Mit dem 2:2 (0:1) beim FC Villarreal am 5. Gruppenspieltag der Europa League hat sich Borussia Mönchengladbach die Chance erhalten, als Gruppensieger ins Sechzehntelfinale einzuziehen. Dazu ist im abschließenden Heimspiel gegen den FC Zürich ein Sieg notwendig.

Vor 16.000 Zuschauern im kleinen Stadion “El Madrigal” knüpfte unsere Mannschaft, erneut ohne Stranzl und Kramer, in der ersten Halbzeit nahtlos dort an, wo sie gegen Dortmund und Frankfurt aufgehört hatte. Kein Biss, keine Emotion und keine Spielfreude. Ein Spiel vom Typus “Kaninchen vor der Schlange” – bloß nicht bewegen und am Ende doch gefressen werden.

Der aktuelle Tabellen-Achte der spanischen Liga war uns in den ersten 45 Minuten klar überlegen und erspielte sich etliche gute Chancen. Die mit Abstand beste Nachricht zur Pause war, dass wir durch den Treffer von Vietto (26.) nur 0:1 zurücklagen. Unsere Offensive fand in der ersten Halbzeit überhaupt nicht statt. Wo waren Raffael, Traore, Hazard und Hrgota? Ein brutal enttäuschender Auftritt. Durch die fehlende Entlastung nach vorn und das aggressive Pressing der Gastgeber geriet unsere Defensive mehrfach so unter Druck, dass sie komplett hilflos wirkte und einen Patzer nach dem anderen produzierte. Dieser Auftritt unserer Elf gab zu den schlimmsten Befürchtungen Anlass.

Irgend etwas Grundlegendes muss dann in der Halbzeitpause passiert sein. Jedenfalls kam die Fohlenelf mit einer ganz anderen Einstellung und Körpersprache aus der Kabine. Zwar lief spielerisch weiterhin nicht viel zusammen, aber immerhin waren Ehrgeiz und Willen spürbar. In den Strafraum von Villarreal kamen wir selten, aber immerhin gelegentlich in die Nähe des Tores.

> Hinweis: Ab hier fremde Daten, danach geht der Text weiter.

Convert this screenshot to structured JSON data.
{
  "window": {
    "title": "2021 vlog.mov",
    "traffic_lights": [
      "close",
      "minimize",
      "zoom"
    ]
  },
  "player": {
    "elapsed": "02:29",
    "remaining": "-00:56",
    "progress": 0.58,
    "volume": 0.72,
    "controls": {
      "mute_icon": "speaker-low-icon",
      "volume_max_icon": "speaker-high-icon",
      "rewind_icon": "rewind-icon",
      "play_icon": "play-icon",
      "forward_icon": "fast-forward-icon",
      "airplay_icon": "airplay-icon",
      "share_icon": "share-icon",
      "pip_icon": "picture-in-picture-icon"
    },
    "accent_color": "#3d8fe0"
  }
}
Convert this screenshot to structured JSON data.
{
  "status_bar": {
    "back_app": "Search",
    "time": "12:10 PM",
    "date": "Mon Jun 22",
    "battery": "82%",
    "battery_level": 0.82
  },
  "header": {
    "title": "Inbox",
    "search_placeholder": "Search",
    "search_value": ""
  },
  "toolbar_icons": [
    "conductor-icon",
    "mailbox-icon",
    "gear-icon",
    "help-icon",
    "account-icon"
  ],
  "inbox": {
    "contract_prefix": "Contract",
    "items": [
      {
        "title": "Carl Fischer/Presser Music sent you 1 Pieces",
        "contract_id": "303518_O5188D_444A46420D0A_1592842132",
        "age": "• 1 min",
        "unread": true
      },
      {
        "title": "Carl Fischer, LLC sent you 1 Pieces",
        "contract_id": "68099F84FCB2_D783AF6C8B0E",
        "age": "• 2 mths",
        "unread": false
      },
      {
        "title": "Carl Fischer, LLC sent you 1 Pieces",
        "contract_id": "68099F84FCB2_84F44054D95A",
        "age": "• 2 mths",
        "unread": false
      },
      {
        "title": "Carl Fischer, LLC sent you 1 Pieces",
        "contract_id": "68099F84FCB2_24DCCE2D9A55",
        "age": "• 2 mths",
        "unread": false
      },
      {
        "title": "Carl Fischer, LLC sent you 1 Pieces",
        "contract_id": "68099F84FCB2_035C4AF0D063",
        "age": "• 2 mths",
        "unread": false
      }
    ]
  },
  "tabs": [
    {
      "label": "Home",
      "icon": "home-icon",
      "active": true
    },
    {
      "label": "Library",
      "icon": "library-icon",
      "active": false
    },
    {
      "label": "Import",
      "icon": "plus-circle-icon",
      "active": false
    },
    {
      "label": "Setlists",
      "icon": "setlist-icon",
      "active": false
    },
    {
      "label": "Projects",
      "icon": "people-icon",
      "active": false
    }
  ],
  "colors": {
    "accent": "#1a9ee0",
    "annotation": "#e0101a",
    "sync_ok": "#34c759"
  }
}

So hatte Raffael in der 55. Minute die bis dahin beste Idee des Tages: Einfach mal aus der Distanz draufhalten! Seinen Flatterball aus 25 Metern boxte sich Keeper Asenjo in bester Slapstick-Manier in den eigenen Winkel. Die Freude über den Ausgleich währte nur ein paar Minuten, dann unterlief Korb ein folgenschwerer Patzer vor dem eigenen Tor und er servierte Tscheryschew den Ball einschussgerecht zum 1:2 (63.). Vorausgegangen war allerdings eine klare Abseitsposition des Flankengebers.

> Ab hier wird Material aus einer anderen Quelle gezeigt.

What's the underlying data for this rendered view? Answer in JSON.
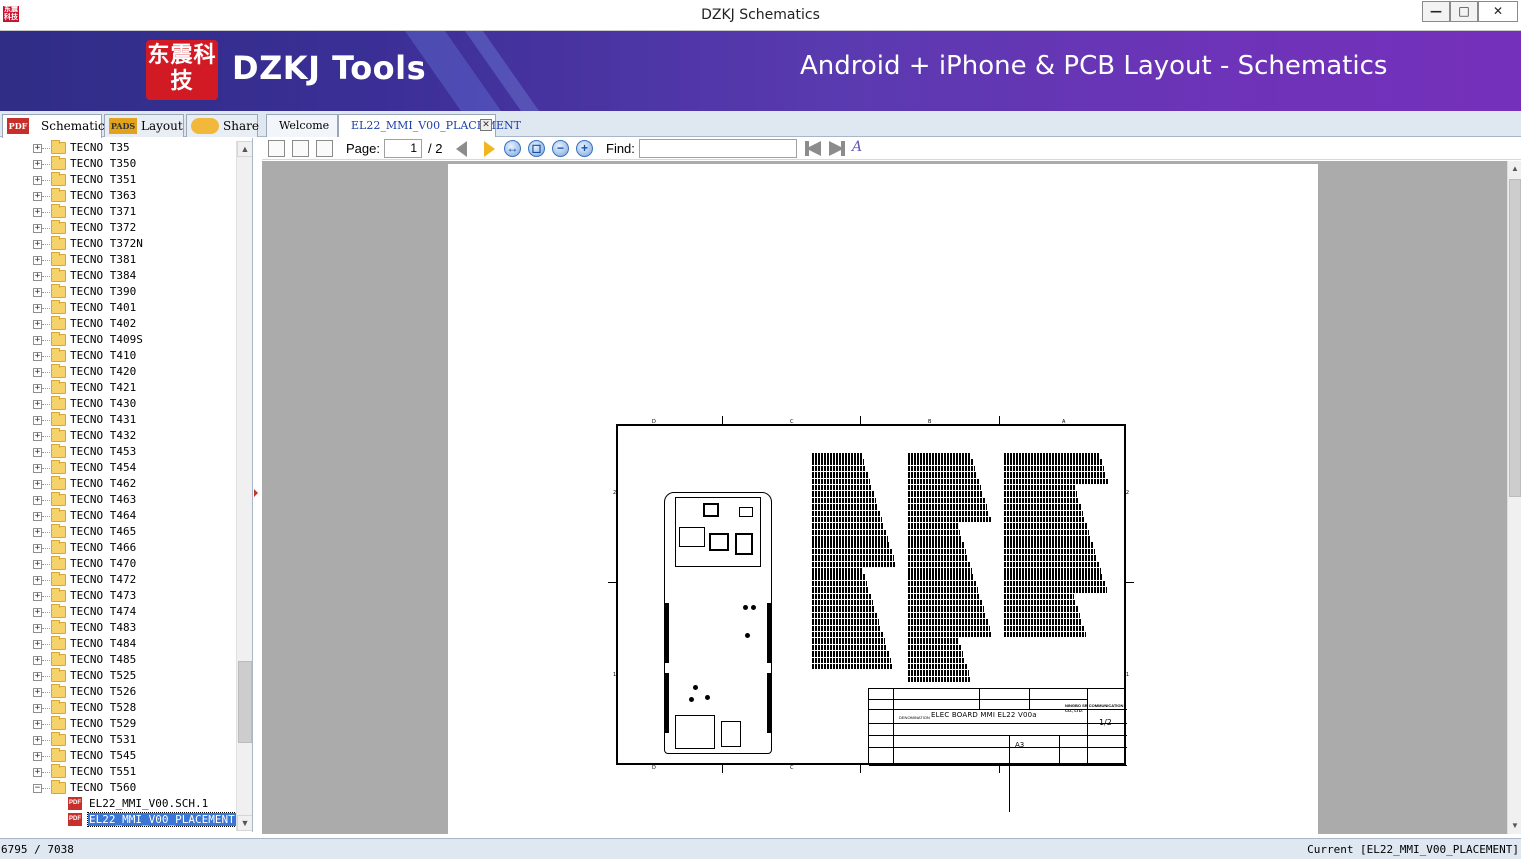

In der 67. Minute schnappte sich der verbesserte Granit Xhaka den Ball zum Freistoß. Aus 22 Metern jagte er die Kugel unter die Latte ins Tordreieck. 2:2 – was für ein Hammer! Es ist wirklich zum Heulen, dass er das nicht häufiger probiert. Mit dem ersten und einzigen nennenswerten Kombinationsangriff hätten wir fast noch gewonnen: Herrmanns abgefälschter Flachschuss (82.), nach Steilpass von Raffael, knallte an den Pfosten. Schade, dass unser Team in der Schlussphase nicht risikoreicher auf Sieg spielte, denn mit dem dritten Treffer wäre der Gruppensieg vorzeitig unter Dach und Fach gewesen. Ob Unentschieden oder Niederlage hätte an der Ausgangslage nicht großartig etwas verändert.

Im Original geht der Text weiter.